Da vagabundagem de mulheres que se dizem livres.
De todos iguais e discordantes em vez de desiguais
e concordantes.
Cansei.
Dos tele-marketings.
De Bancos bilionários e ladrões.
Das massas que obedecem à Mídia que dita valores e
traça normas
e condutas a seu bel-prazer e interesse do Ibope.
De sexo explícito.
Do lambe-lambe dos filmes e novelas.
Da exaltação dos cretinos.
De meias-medidas e meias palavras. De
mal-entendidos.
De empregados interesseiros e safados.
Estou cheia desta minha terra sem lei e da lei sem
justiça. Atrasada!
Cheia e cansada.
De aposentadorias-relâmpago e faraônicas de
imprestáveis e
soldo
miserável de quem ralou a vida inteira, idosos esquecidos e maltratados.
Cheia do medo. Dos tiros atingindo quem não era
alvo.
De armas recolhidas e repassadas a bandidos.

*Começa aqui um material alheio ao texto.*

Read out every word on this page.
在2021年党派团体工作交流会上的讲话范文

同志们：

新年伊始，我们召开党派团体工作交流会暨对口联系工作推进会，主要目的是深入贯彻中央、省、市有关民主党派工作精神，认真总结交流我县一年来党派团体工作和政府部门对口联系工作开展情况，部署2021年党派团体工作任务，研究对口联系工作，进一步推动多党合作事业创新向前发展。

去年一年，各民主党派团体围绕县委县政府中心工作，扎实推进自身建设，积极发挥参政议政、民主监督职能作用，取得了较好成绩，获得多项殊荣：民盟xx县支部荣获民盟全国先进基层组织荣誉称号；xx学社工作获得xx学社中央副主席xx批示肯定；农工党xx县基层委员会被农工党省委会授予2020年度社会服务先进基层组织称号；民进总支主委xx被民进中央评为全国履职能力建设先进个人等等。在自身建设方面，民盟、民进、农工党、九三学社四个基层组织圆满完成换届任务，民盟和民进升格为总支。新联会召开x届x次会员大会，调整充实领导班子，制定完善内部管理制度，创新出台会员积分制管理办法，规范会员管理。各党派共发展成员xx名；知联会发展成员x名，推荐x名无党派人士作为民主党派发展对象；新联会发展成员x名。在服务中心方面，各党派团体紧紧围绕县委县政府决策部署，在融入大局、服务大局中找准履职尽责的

Dos rios podres secando. De Natureza morta.
Da mentira da transposição do Rio São Francisco em
agonia
para propaganda de Governo atendendo a minorias.
E do povo satisfeito com esmolas.
Cheia dos Talibãs, Chávez, Jihad, Lulas, dos
malditos partidos políticos ridículos
de votos vendidos e comprados, dos Bush, de
guerras,
dos delinquentes de classe média,
das falsas igualdades em produtos de 3ª – em
camelódromos oficiais.
Horrivelmente cansada dos terrores do dia-a-dia,
da história sangrenta repetida,
dos ''Bin Laden'' da vida sustentando acéfalos
assassinos, desses kamikases modernos
estraçalhando pessoas e cidades, crianças e
inocentes,
de vagabundos matando por nada e roubando o pão
ganho com suor.
Dos modelos e utopias vazias.
Das masturbações a dois, a dez, a mil. Milhões...

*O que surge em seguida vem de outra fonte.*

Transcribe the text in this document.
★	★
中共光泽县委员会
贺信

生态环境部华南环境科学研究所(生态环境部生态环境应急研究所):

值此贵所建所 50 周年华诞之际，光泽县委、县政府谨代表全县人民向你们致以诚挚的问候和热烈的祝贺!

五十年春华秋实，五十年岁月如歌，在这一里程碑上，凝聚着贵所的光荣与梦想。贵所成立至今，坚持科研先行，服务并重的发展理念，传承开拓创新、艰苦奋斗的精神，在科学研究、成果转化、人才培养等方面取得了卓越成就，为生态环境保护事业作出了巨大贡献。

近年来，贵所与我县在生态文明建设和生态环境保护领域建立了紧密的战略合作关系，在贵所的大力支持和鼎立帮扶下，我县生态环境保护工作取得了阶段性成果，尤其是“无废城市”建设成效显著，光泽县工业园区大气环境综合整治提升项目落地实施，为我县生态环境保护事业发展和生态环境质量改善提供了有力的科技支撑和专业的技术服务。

Dos traficantes mantidos e mantendo poderes
oficiais.
Cansei de remédios que não curam. Da frieza e
açougue de tantos
médicos e hospitais.
De profissionais picaretas.
Dos vacinados e indiferentes, raça miserável!

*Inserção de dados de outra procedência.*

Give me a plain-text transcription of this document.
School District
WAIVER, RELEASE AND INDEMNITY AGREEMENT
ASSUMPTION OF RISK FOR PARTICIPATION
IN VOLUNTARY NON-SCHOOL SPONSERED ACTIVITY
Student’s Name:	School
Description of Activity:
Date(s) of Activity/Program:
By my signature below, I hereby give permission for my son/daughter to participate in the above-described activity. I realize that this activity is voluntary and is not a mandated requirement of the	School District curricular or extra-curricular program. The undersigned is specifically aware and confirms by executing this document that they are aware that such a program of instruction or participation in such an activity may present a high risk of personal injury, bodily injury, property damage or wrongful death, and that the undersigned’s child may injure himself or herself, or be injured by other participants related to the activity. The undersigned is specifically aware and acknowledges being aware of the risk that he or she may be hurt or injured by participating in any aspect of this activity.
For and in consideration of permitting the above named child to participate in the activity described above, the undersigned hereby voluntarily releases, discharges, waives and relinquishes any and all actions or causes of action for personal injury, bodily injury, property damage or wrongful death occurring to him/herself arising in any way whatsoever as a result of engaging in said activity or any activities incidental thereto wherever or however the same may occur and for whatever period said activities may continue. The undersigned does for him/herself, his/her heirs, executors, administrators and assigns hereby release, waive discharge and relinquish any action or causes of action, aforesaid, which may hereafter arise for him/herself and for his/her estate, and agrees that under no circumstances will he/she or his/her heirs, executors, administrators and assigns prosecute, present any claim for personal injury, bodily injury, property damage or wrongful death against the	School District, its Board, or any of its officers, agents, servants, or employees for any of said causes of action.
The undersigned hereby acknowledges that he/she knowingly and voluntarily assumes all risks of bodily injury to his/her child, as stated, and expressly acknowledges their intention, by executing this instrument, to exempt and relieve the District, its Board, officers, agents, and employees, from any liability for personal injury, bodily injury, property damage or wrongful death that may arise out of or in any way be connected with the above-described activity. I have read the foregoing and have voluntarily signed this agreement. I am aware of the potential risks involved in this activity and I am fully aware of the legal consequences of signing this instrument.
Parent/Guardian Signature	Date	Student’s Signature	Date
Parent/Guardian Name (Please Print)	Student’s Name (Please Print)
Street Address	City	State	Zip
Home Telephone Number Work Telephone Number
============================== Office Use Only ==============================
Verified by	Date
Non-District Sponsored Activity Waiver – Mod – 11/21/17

Dos carros bonitinhos e ordinários.
De índios bebendo e se matando por falta de vida,
espaço e sentido.
De mendigos que amam mendigar, dos sem-vergonha,
sem escrúpulos.
De ficar atrás de grades e cercas elétricas,
alarmes, em casa.
De ver gente enchendo a cara desde cedo.
De "maconheiros" criticando cigarro e de
cigarro-fonte-de-todos-os-males.
Cansei de ver tanto desperdício e esbanjamento. Do
descartável sem proveito depois.
Cansei - e
me dói - ver gente jogando fora miolo de pão e comida que sobrou no prato.
Cansei dos saciados!
De revoluções desumanas que só mudam a cor dos
uniformes sob o medo e a morte.
De tantos mercenários.
De patriotismo barato de caras lavadas ou pintadas.
De passado que devia estar morto e enterrado voltar
como zumbi.
Dos filmes de terror e violência sarcástica. De
ironia.
De executivos de merda sem tempo e escrúpulo.
De Campeonatos e jogadores
profissionais vendidos por milhões de euros e dólares
que fazem do esporte uma
guerra.
Estou cheia das comidas
japonesas bonitinhas amassadas com mão suja,
dos fast-food da vida, sem
opção e sem graça;
da Natureza agonizando, de
tsunamis e terremotos, das florestas desaparecendo,
horrorizada de saber que há
espécies inteiras se extinguindo no planeta a cada dia.
De dirigir em estradas
perigosas e lotadas de buracos e loucos ao volante,
de aviões voando para a
morte
e do jogo de empurra.
De caminhos propagandeados
que levam a nada.
De cargos políticos com
gente corrupta e incapaz gerando caos e morte.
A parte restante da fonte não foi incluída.